Antoine Hastoy peut s’avérer être bon pour calmer le jeu, temporiser dans les moments importants. Il l’a prouvé avec ses 37 coups de pied. Il a, par exemple, énormément apporté dans l’occupation et dans la fermeture du jeu lors du déplacement à Jean Bouin. Une nouvelle preuve de la polyvalence de l’international français. On peut noter que cette saison ne rime pas forcément avec défense. Antoine n’a plaqué qu’à 12 occasions. Un rendement assez faible, surtout avec ses 57% de réussite aux plaquages. Et autre point noir à noter, une rentrée très timide face aux Lyonnais, avec une réussite au pied de 0/2, lui faisant baisser son pourcentage à 80%.

Le Néo-Zélandais âgé de 34 ans a fait les beaux jours du Stade Rochelais. On se rappelle de son énorme performance européenne lors du premier titre du club à la caravelle en 2022. Pourtant, depuis son retour en 2023-2024, le natif de Havelock North alterne le bon et le moins bon, ouvrant souvent la discussion sur sa place en tant que deuxième ouvreur. Mais Ihaia entame cette possible dernière saison en Jaune et Noir de la meilleure des manières, lui qui est en fin de contrat cette année. Il a beau être un des acteurs du premier essai contre l’USA Perpignan, la conclusion est moyenne, il a manqué de punch avec une qualité de passe moyenne.

Mais deux semaines après, il est sur le banc face au Stade Français Paris et fait une rentrée au centre plus que remarquée, apportant énormément lors de la rentrée du banc, et proposant un jeu au pied de pression plus qu’efficace. Un match qui lance sa saison. S’en suivent deux très grosses performances contre les Montalbanais et les Lyonnais, mélangeant prises de décisions payantes, dynamisme et passes de qualité.

On retrouve l’électron libre, capable de créer du jeu sur n’importe quel ballon et cela se voit à ses deux passes décisives, entre autres. On pense à sa passe au pied vers Jules Favre qui donne à Paul Boudehent pour son essai contre le LOU. Mais aussi à sa qualité de passe, tournant à 96% de précision. Rien que ça. Offensivement, ce sont 32 mètres parcourus en moyenne, ce qui est plus qu’Hastoy, pour 12 courses et sept défenseurs battus, s’offrant deux jolis essais. On note défensivement qu’il n’a fait que sept plaquages sur ses quatre matchs disputés (trois titularisations), avec cependant une réussite de 70%. Malgré les critiques sur sa qualité face aux poteaux, il est tout de même à 83% de réussite, même si il faut noter qu’il n’a fait que six tentatives.

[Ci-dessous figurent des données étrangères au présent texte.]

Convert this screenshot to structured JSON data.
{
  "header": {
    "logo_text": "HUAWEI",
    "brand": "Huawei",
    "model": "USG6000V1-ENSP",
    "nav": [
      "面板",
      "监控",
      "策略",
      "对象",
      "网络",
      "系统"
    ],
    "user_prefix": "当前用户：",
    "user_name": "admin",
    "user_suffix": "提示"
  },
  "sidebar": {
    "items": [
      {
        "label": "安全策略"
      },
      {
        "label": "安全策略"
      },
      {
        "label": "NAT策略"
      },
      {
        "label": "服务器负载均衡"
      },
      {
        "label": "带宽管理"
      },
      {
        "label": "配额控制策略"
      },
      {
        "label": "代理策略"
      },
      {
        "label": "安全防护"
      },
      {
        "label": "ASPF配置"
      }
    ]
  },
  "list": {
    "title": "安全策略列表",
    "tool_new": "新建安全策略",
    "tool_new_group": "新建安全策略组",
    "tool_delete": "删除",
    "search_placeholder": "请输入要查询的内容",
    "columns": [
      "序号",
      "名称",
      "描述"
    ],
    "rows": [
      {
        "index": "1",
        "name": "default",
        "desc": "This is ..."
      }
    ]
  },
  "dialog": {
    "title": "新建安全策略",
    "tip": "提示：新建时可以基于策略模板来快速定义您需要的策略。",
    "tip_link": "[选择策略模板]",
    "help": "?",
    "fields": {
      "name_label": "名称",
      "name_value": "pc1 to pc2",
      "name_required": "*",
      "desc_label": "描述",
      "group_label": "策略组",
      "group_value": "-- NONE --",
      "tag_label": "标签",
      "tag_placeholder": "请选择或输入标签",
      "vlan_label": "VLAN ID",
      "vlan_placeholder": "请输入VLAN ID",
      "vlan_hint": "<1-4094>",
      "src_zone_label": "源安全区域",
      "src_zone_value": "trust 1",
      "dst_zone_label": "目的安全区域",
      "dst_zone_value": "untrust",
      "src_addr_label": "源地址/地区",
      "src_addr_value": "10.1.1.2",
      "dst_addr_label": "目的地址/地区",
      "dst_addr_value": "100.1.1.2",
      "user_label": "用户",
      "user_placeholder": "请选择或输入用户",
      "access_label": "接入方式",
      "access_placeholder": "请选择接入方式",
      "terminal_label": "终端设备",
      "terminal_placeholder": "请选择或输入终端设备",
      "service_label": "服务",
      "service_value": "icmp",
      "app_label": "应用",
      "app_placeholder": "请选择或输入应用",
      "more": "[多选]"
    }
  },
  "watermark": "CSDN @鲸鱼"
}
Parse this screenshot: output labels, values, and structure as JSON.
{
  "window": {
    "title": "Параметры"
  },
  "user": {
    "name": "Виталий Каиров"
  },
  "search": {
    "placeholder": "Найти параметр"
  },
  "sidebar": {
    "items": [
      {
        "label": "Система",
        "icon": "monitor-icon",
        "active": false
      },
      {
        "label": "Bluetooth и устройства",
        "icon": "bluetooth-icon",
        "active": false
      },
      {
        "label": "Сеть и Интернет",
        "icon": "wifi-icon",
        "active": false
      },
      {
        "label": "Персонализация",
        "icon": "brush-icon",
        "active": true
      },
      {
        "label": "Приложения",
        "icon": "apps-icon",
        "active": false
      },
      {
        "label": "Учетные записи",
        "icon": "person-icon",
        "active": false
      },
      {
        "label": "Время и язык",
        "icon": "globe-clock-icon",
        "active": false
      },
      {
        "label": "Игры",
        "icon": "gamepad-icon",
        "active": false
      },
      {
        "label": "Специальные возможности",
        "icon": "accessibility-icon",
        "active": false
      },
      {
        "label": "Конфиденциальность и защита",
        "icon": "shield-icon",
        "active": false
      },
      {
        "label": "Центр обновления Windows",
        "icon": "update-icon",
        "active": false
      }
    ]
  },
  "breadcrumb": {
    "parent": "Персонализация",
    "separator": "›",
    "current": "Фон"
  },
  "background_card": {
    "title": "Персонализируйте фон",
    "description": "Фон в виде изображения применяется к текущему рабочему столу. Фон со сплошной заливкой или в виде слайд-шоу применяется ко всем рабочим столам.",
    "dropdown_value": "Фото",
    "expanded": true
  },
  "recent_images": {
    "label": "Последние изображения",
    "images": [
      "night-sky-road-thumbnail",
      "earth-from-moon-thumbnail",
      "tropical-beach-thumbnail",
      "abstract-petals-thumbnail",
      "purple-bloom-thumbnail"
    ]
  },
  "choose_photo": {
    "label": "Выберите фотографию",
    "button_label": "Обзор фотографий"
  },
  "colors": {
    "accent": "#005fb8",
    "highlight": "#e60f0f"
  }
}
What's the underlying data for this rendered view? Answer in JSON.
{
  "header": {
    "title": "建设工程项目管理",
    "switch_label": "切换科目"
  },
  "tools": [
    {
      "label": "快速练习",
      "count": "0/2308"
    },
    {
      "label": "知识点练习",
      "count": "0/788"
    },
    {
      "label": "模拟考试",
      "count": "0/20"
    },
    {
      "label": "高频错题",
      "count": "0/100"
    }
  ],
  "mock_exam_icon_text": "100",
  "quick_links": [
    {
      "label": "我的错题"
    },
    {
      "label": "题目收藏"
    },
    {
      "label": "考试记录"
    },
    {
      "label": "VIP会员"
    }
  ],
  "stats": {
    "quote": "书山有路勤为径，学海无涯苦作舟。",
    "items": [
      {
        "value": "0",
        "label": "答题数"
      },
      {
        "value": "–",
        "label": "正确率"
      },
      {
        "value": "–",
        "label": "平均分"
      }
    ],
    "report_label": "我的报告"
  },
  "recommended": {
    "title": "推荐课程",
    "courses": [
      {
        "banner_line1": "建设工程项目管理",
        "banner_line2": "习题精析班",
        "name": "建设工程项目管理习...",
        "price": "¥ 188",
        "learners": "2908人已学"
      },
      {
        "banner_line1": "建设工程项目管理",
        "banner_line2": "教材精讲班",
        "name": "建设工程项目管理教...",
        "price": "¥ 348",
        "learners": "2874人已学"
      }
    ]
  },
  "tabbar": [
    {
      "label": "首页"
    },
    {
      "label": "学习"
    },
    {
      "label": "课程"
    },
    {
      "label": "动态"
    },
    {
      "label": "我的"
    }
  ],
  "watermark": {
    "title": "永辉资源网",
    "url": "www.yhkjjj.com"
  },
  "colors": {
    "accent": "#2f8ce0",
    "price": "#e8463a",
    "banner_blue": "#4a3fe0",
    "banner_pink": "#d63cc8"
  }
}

Statistiques provenant de RugbyPass et AllRugby

La question est épineuse. Quand on regarde le jeu, le vieux briscard Ihaia West est plus dynamiteur et trouve plus de mètres dans ses offensives, créant plus de danger sur ses actions. Mais Antoine Hastoy propose bien plus de phases de jeu, avec des meilleures capacités dans la confrontation (2,4 défenseurs battus en moyenne par match, contre 1,7 pour West). Le Néo-Zélandais, lui est plus propre, que ce soit défensivement, sur la discipline (0 pénalité en 4 matchs), et avec une meilleure qualité de passe. Le Français, lui, montre en ce début de saison une palette d’actions plus variée, permettant plus d’adaptation, surtout quand il s’agit d’occuper, secteur qu’il maîtrise bien plus que son coéquipier. Quand on se penche sur les statistiques, on a la confirmation des analyses citées en amont.

La conclusion est que les deux ouvreurs rochelais représentent de gros dangers pour les défenses adverses, mais s’il y a un choix à faire du côté du staff, il risque d’être plus en la faveur de l’ex-palois. Antoine Hastoy est un joueur plus complet, il montre qu’il est tout autant capable de fantaisie que son compère, capable de s’illustrer dans plus de compartiments du jeu, et possède un facteur confiance face aux perches non négligeable, ce qui pénalise grandement Ihaia West. À l’heure actuelle, on ne connaît pas l’avenir de ce dernier, là où Hastoy est sous contrat jusqu’en 2029. Il incarne à la fois le présent et l’avenir du club. Un choix plus cohérent en définitive.